Stellungnahme
26.01.2023
Fehlende Übergangslösung für Therapeut*innen in Ausbildung
Die Wartezeiten für eine Psychotherapie sind lang, viele Therapeut*innen nehmen gar keine neuen Patient*innen auf. Das seit 1. Juli 2022 geltende Anordnungsmodell gab Grund zur Hoffnung, denn endlich sollten auch Therapien bei selbständigen psychologischen Psychotherapeut*innen von der obligatorischen Grundversicherung gedeckt sein. Weil in den neuen gesetzlichen Bestimmungen eine Übergangslösung für Therapeut*innen in Ausbildung fehlt, stehen seit Anfang Jahr viele Patient*innen plötzlich alleine da.
Therapieabbrüche mit tragischen Folgen
- «Für mich kam die Umsetzung zum schlechtesten möglichen Zeitpunkt. In einer Phase, in der für mich eine möglichst enge Betreuung unerlässlich ist, ist die Psychologin, die mich seit mehr als dreieinhalb Jahren begleitete, plötzlich nicht mehr da!» Feedback eines Klienten von Pro Mente Sana
Der Krankenkassen-Verband Santésuisse und der FSP (Föderation der Schweizer Psychologinnen und Psychologen) konnten sich bislang nicht auf eine Übergangslösung verständigen. Darum bezahlen einige Kassen des Verbandes Santésuisse aktuell eine Therapie nicht, wenn sich der/die Therapeut*in noch in der Weiterbildung zum/zur Psychotherapeut*in befindet. Davon betroffen sind gemäss Artikel im Tagesanzeiger vom 20.12.2023 rund 10`000 Menschen. Diese Uneinigkeit zwischen Santésuisse und der FSP (Föderation der Schweizer Psychologinnen und Psychologen) verschärft einen ohnehin grossen Versorgungsmangel in der Psychotherapie. Dieser Streit wird nicht nur auf dem Buckel der Therapeut*innen, sondern vor allem auf jenem der Patient*innen ausgetragen.

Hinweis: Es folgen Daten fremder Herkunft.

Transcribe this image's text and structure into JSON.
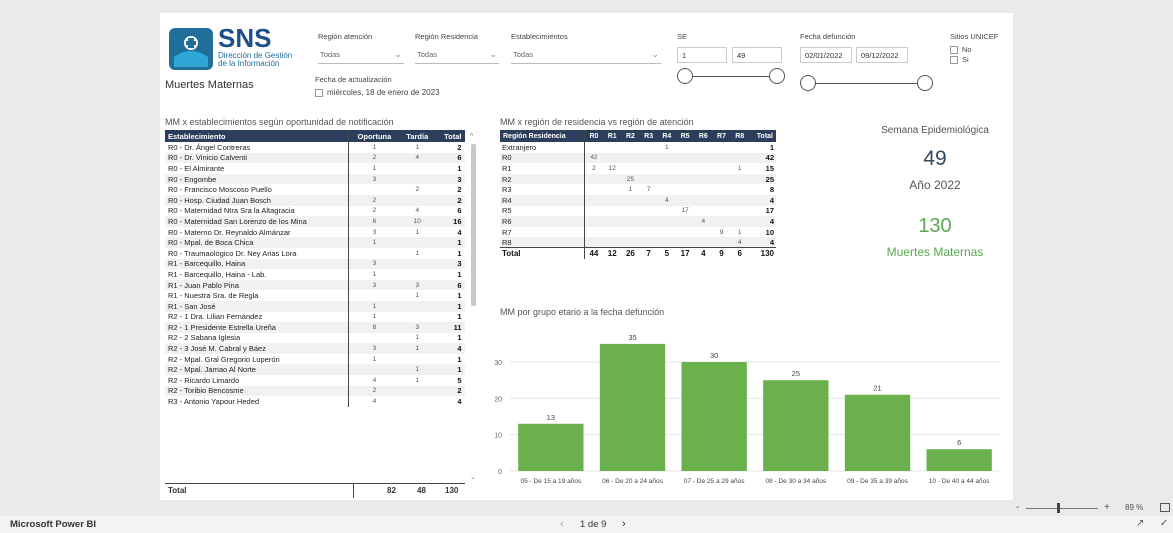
{
  "app": {
    "name": "Microsoft Power BI",
    "zoom": "89 %",
    "page_indicator": "1 de 9"
  },
  "logo": {
    "brand": "SNS",
    "line1": "Dirección de Gestión",
    "line2": "de la Información"
  },
  "report_title": "Muertes Maternas",
  "update": {
    "label": "Fecha de actualización",
    "value": "miércoles, 18 de enero de 2023"
  },
  "filters": {
    "region_atencion": {
      "label": "Región atención",
      "value": "Todas"
    },
    "region_residencia": {
      "label": "Región Residencia",
      "value": "Todas"
    },
    "establecimientos": {
      "label": "Establecimientos",
      "value": "Todas"
    },
    "se": {
      "label": "SE",
      "from": "1",
      "to": "49"
    },
    "fecha": {
      "label": "Fecha defunción",
      "from": "02/01/2022",
      "to": "09/12/2022"
    },
    "unicef": {
      "label": "Sitios UNICEF",
      "opt1": "No",
      "opt2": "Si"
    }
  },
  "table1": {
    "title": "MM x establecimientos según oportunidad de notificación",
    "headers": [
      "Establecimiento",
      "Oportuna",
      "Tardía",
      "Total"
    ],
    "rows": [
      [
        "R0 - Dr. Ángel Contreras",
        "1",
        "1",
        "2"
      ],
      [
        "R0 - Dr. Vinicio Calventi",
        "2",
        "4",
        "6"
      ],
      [
        "R0 - El Almirante",
        "1",
        "",
        "1"
      ],
      [
        "R0 - Engombe",
        "3",
        "",
        "3"
      ],
      [
        "R0 - Francisco Moscoso Puello",
        "",
        "2",
        "2"
      ],
      [
        "R0 - Hosp. Ciudad Juan Bosch",
        "2",
        "",
        "2"
      ],
      [
        "R0 - Maternidad Ntra Sra la Altagracia",
        "2",
        "4",
        "6"
      ],
      [
        "R0 - Maternidad San Lorenzo de los Mina",
        "6",
        "10",
        "16"
      ],
      [
        "R0 - Materno Dr. Reynaldo Almánzar",
        "3",
        "1",
        "4"
      ],
      [
        "R0 - Mpal. de Boca Chica",
        "1",
        "",
        "1"
      ],
      [
        "R0 - Traumaológico Dr. Ney Arias Lora",
        "",
        "1",
        "1"
      ],
      [
        "R1 - Barcequillo, Haina",
        "3",
        "",
        "3"
      ],
      [
        "R1 - Barcequillo, Haina - Lab.",
        "1",
        "",
        "1"
      ],
      [
        "R1 - Juan Pablo Pina",
        "3",
        "3",
        "6"
      ],
      [
        "R1 - Nuestra Sra. de Regla",
        "",
        "1",
        "1"
      ],
      [
        "R1 - San José",
        "1",
        "",
        "1"
      ],
      [
        "R2 - 1 Dra. Lilian Fernández",
        "1",
        "",
        "1"
      ],
      [
        "R2 - 1 Presidente Estrella Ureña",
        "8",
        "3",
        "11"
      ],
      [
        "R2 - 2 Sabana Iglesia",
        "",
        "1",
        "1"
      ],
      [
        "R2 - 3 José M. Cabral y Báez",
        "3",
        "1",
        "4"
      ],
      [
        "R2 - Mpal. Gral Gregorio Luperón",
        "1",
        "",
        "1"
      ],
      [
        "R2 - Mpal. Jamao Al Norte",
        "",
        "1",
        "1"
      ],
      [
        "R2 - Ricardo Limardo",
        "4",
        "1",
        "5"
      ],
      [
        "R2 - Toribio Bencosme",
        "2",
        "",
        "2"
      ],
      [
        "R3 - Antonio Yapour Heded",
        "4",
        "",
        "4"
      ]
    ],
    "total": [
      "Total",
      "82",
      "48",
      "130"
    ]
  },
  "table2": {
    "title": "MM x región de residencia vs región de atención",
    "headers": [
      "Región Residencia",
      "R0",
      "R1",
      "R2",
      "R3",
      "R4",
      "R5",
      "R6",
      "R7",
      "R8",
      "Total"
    ],
    "rows": [
      [
        "Extranjero",
        "",
        "",
        "",
        "",
        "1",
        "",
        "",
        "",
        "",
        "1"
      ],
      [
        "R0",
        "42",
        "",
        "",
        "",
        "",
        "",
        "",
        "",
        "",
        "42"
      ],
      [
        "R1",
        "2",
        "12",
        "",
        "",
        "",
        "",
        "",
        "",
        "1",
        "15"
      ],
      [
        "R2",
        "",
        "",
        "25",
        "",
        "",
        "",
        "",
        "",
        "",
        "25"
      ],
      [
        "R3",
        "",
        "",
        "1",
        "7",
        "",
        "",
        "",
        "",
        "",
        "8"
      ],
      [
        "R4",
        "",
        "",
        "",
        "",
        "4",
        "",
        "",
        "",
        "",
        "4"
      ],
      [
        "R5",
        "",
        "",
        "",
        "",
        "",
        "17",
        "",
        "",
        "",
        "17"
      ],
      [
        "R6",
        "",
        "",
        "",
        "",
        "",
        "",
        "4",
        "",
        "",
        "4"
      ],
      [
        "R7",
        "",
        "",
        "",
        "",
        "",
        "",
        "",
        "9",
        "1",
        "10"
      ],
      [
        "R8",
        "",
        "",
        "",
        "",
        "",
        "",
        "",
        "",
        "4",
        "4"
      ]
    ],
    "total": [
      "Total",
      "44",
      "12",
      "26",
      "7",
      "5",
      "17",
      "4",
      "9",
      "6",
      "130"
    ]
  },
  "kpi": {
    "label_se": "Semana Epidemiológica",
    "se_value": "49",
    "year": "Año 2022",
    "deaths": "130",
    "deaths_label": "Muertes Maternas"
  },
  "colors": {
    "bar": "#6ab04c",
    "header": "#2c3e5c",
    "kpi_green": "#5aa850",
    "kpi_blue": "#34495e"
  },
  "chart_data": {
    "type": "bar",
    "title": "MM por grupo etario a la fecha defunción",
    "categories": [
      "05 - De 15 a 19 años",
      "06 - De 20 a 24 años",
      "07 - De 25 a 29 años",
      "08 - De 30 a 34 años",
      "09 - De 35 a 39 años",
      "10 - De 40 a 44 años"
    ],
    "values": [
      13,
      35,
      30,
      25,
      21,
      6
    ],
    "ylim": [
      0,
      38
    ],
    "yticks": [
      0,
      10,
      20,
      30
    ],
    "grid": true
  }
}
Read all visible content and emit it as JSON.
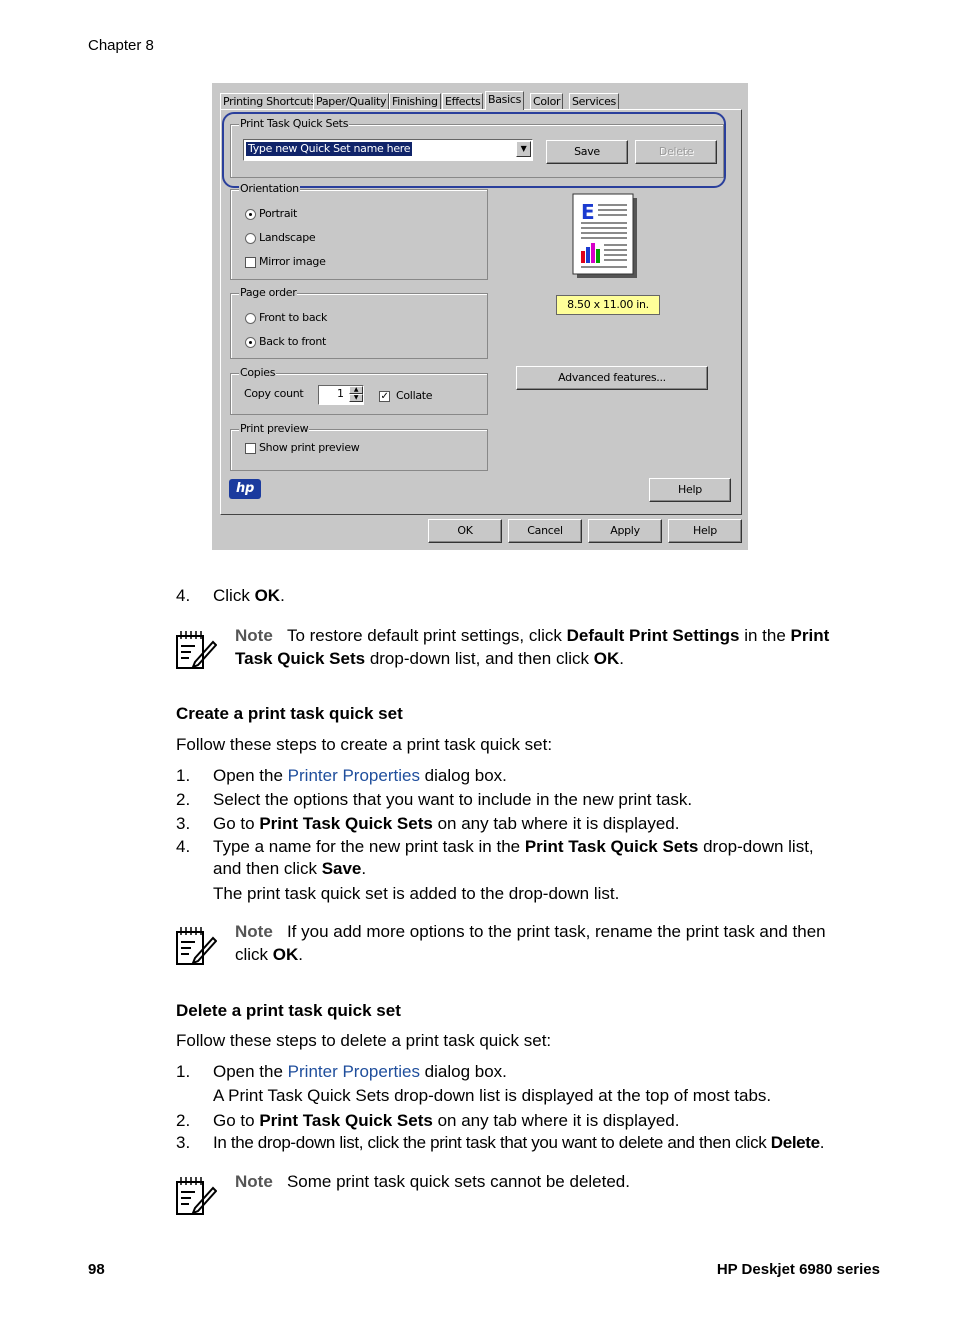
{
  "header": {
    "chapter": "Chapter 8"
  },
  "dialog": {
    "tabs": [
      "Printing Shortcuts",
      "Paper/Quality",
      "Finishing",
      "Effects",
      "Basics",
      "Color",
      "Services"
    ],
    "active_tab": "Basics",
    "quick_sets": {
      "title": "Print Task Quick Sets",
      "combo_value": "Type new Quick Set name here",
      "save_label": "Save",
      "delete_label": "Delete"
    },
    "orientation": {
      "title": "Orientation",
      "portrait": "Portrait",
      "landscape": "Landscape",
      "mirror": "Mirror image",
      "selected": "Portrait"
    },
    "page_order": {
      "title": "Page order",
      "front_to_back": "Front to back",
      "back_to_front": "Back to front",
      "selected": "Back to front"
    },
    "copies": {
      "title": "Copies",
      "count_label": "Copy count",
      "count_value": "1",
      "collate_label": "Collate",
      "collate_checked": true
    },
    "print_preview": {
      "title": "Print preview",
      "show_label": "Show print preview",
      "checked": false
    },
    "paper_size": "8.50 x 11.00 in.",
    "advanced_label": "Advanced features...",
    "help_label": "Help",
    "bottom_buttons": {
      "ok": "OK",
      "cancel": "Cancel",
      "apply": "Apply",
      "help": "Help"
    },
    "logo_text": "hp"
  },
  "content": {
    "step4_num": "4.",
    "step4_pre": "Click ",
    "step4_bold": "OK",
    "step4_post": ".",
    "note1": {
      "label": "Note",
      "t1": "To restore default print settings, click ",
      "b1": "Default Print Settings",
      "t2": " in the ",
      "b2": "Print",
      "b3": "Task Quick Sets",
      "t3": " drop-down list, and then click ",
      "b4": "OK",
      "t4": "."
    },
    "create": {
      "heading": "Create a print task quick set",
      "intro": "Follow these steps to create a print task quick set:",
      "s1_num": "1.",
      "s1_pre": "Open the ",
      "s1_link": "Printer Properties",
      "s1_post": " dialog box.",
      "s2_num": "2.",
      "s2": "Select the options that you want to include in the new print task.",
      "s3_num": "3.",
      "s3_pre": "Go to ",
      "s3_bold": "Print Task Quick Sets",
      "s3_post": " on any tab where it is displayed.",
      "s4_num": "4.",
      "s4_pre": "Type a name for the new print task in the ",
      "s4_bold": "Print Task Quick Sets",
      "s4_post": " drop-down list,",
      "s4_line2_pre": "and then click ",
      "s4_line2_bold": "Save",
      "s4_line2_post": ".",
      "s4_result": "The print task quick set is added to the drop-down list."
    },
    "note2": {
      "label": "Note",
      "t1": "If you add more options to the print task, rename the print task and then",
      "t2": "click ",
      "b1": "OK",
      "t3": "."
    },
    "delete": {
      "heading": "Delete a print task quick set",
      "intro": "Follow these steps to delete a print task quick set:",
      "s1_num": "1.",
      "s1_pre": "Open the ",
      "s1_link": "Printer Properties",
      "s1_post": " dialog box.",
      "s1_result": "A Print Task Quick Sets drop-down list is displayed at the top of most tabs.",
      "s2_num": "2.",
      "s2_pre": "Go to ",
      "s2_bold": "Print Task Quick Sets",
      "s2_post": " on any tab where it is displayed.",
      "s3_num": "3.",
      "s3_pre": "In the drop-down list, click the print task that you want to delete and then click ",
      "s3_bold": "Delete",
      "s3_post": "."
    },
    "note3": {
      "label": "Note",
      "t1": "Some print task quick sets cannot be deleted."
    }
  },
  "footer": {
    "page_number": "98",
    "product": "HP Deskjet 6980 series"
  }
}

Einer davon ist P.W. Er schreibt uns: «Für mich ist es unbegreiflich, dass Patienten in schwierigen Situationen alleingelassen werden. Für mich kam die Umsetzung zum schlechtesten möglichen Zeitpunkt. In einer Phase, in der für mich eine möglichst enge Betreuung unerlässlich ist, ist die Psychologin, die mich seit mehr als dreieinhalb Jahren begleitete, plötzlich nicht mehr da!» Ebenso stellt er zu Recht fest, dass «durch diese neue Regelung wird die Problematik kurzfristig verdrängt, deren Ausmass ungleich höhere Kosten und nicht absehbare gesellschaftliche Schäden verursachen wird». P.W. ist nicht die einzige betroffene Person, die sich bei uns gemeldet hat.
Pro Mente Sana ruft die Parteien und das BAG auf, rasch eine Lösung zu finden. Die Föderation der Schweizer Psychologinnen und Psychologen FSP hat bei der Aufsichtsbehörde, dem Bundesamt für Gesundheit (BAG), Beschwerde gegen Versicherungen von Santésuisse erhoben. Die FSP hat ausserdem alle Krankenkassen der Santésuisse angefragt, ob sie die Leistungen von Personen in Weiterbildung über die Betreuungsperson vergüten. Die Umfrage zeigt, dass einige Versicherer bezahlen, darunter grosse Krankenkassen wie Visana und Swica.